Banks operating in Italy and most low- and middle-income countries face an almost identical level and structure of financial regulation, despite operating in profoundly different environments. For instance, financial institutions in low- and middle-income countries are more exposed to specific sectors like agriculture; face stronger political economy frictions; enjoy weaker legal and contractual protection; interact frequently with networks of informality and trust; and undergo the effects of religion in the choice of financial instruments, among other factors.
 
Nicola Limodio, Assistant Professor at Bocconi’s Department of Finance, has received an ERC Starting Grant of €1.5m for his project FINDEV (Financial Institutions and Development). The project aims to provide policymakers with the knowledge needed to design and implement financial regulation based on consideration of the specific frictions and constraints faced by financial institutions along the path to development.
 

 
FINDEV is composed of three empirical projects to advance our understanding of the specific conditions and frictions faced by financial institutions operating in low- and middle-income countries. Understanding these aspects is crucial to formulating policies of financial regulation and government intervention that promote structural transformation and development.
 
The first project entitled “Ethnic Banking and Central Bank Independence” plans to study the political economy frictions behind financial regulation in Africa.

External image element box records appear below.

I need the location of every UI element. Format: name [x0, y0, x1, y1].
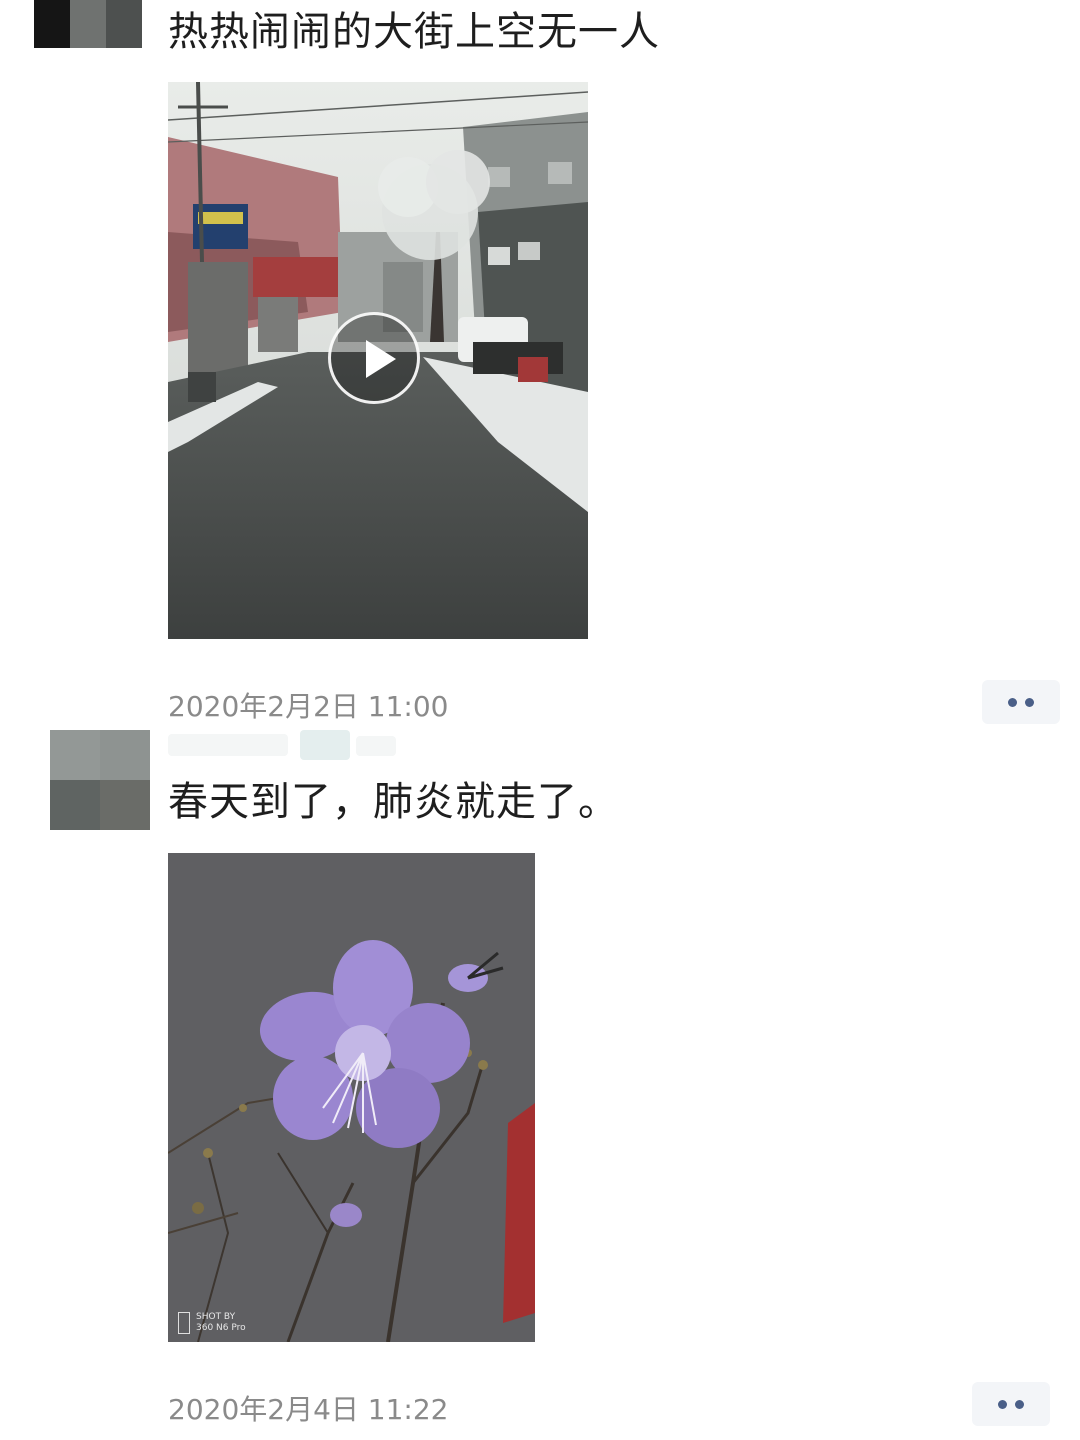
play-button[interactable] — [328, 312, 420, 404]
flower-photo — [168, 853, 535, 1342]
more-options-button[interactable] — [982, 680, 1060, 724]
post-timestamp: 2020年2月4日 11:22 — [168, 1393, 449, 1426]
more-options-button[interactable] — [972, 1382, 1050, 1426]
play-icon — [366, 340, 396, 378]
username[interactable] — [168, 730, 408, 762]
post-photo[interactable]: SHOT BY 360 N6 Pro — [168, 853, 535, 1342]
watermark-line2: 360 N6 Pro — [196, 1323, 246, 1333]
post-text: 热热闹闹的大街上空无一人 — [168, 9, 660, 55]
post-text: 春天到了，肺炎就走了。 — [168, 779, 619, 825]
post-video[interactable] — [168, 82, 588, 639]
avatar[interactable] — [50, 730, 150, 830]
post-timestamp: 2020年2月2日 11:00 — [168, 690, 449, 723]
more-dots-icon — [1008, 698, 1017, 707]
camera-badge-icon — [178, 1312, 190, 1334]
camera-watermark: SHOT BY 360 N6 Pro — [178, 1312, 246, 1334]
avatar[interactable] — [34, 0, 142, 48]
watermark-line1: SHOT BY — [196, 1312, 236, 1322]
moment-post: 春天到了，肺炎就走了。 SHOT BY 360 N6 Pro 2020年2月4日… — [0, 730, 1080, 1440]
moment-post: 热热闹闹的大街上空无一人 2020年2月2日 11:00 — [0, 0, 1080, 730]
more-dots-icon — [998, 1400, 1007, 1409]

Combining bank balance sheets and information on bank chief executive officers (CEOs), it will measure the ethnic connotation of banks and the co-ethnicity between CEOs and regulators. It will then investigate the existence of ethnic favoritism in banking, the political use of financial regulation and the role of central bank independence in alleviating this friction.
 
The second one, called “Branch Organization, Multiculturalism and Conflict”, is focused on Ethiopia, a country that embedded multiculturalism and multiethnicity in the country’s constitution as a distinguishing feature of national identity, but has suffered a devastating outbreak of ethnic conflict in recent years. In particular, the project tries to address the following question: “How does the internal organization of banks reflect multiculturalism? Does it react to the emergence of conflict that are polarizing the differences between workers and, if so, how?”
 
The third project, entitled “Market Incompleteness and Non-Performing Loans (NPLs)”, plans to study the introduction of a government-owned financial institution that creates a market for non-performing loans (NPLs) in China. Non-performing loans (NPLs) are loans in a state of default, or close to it.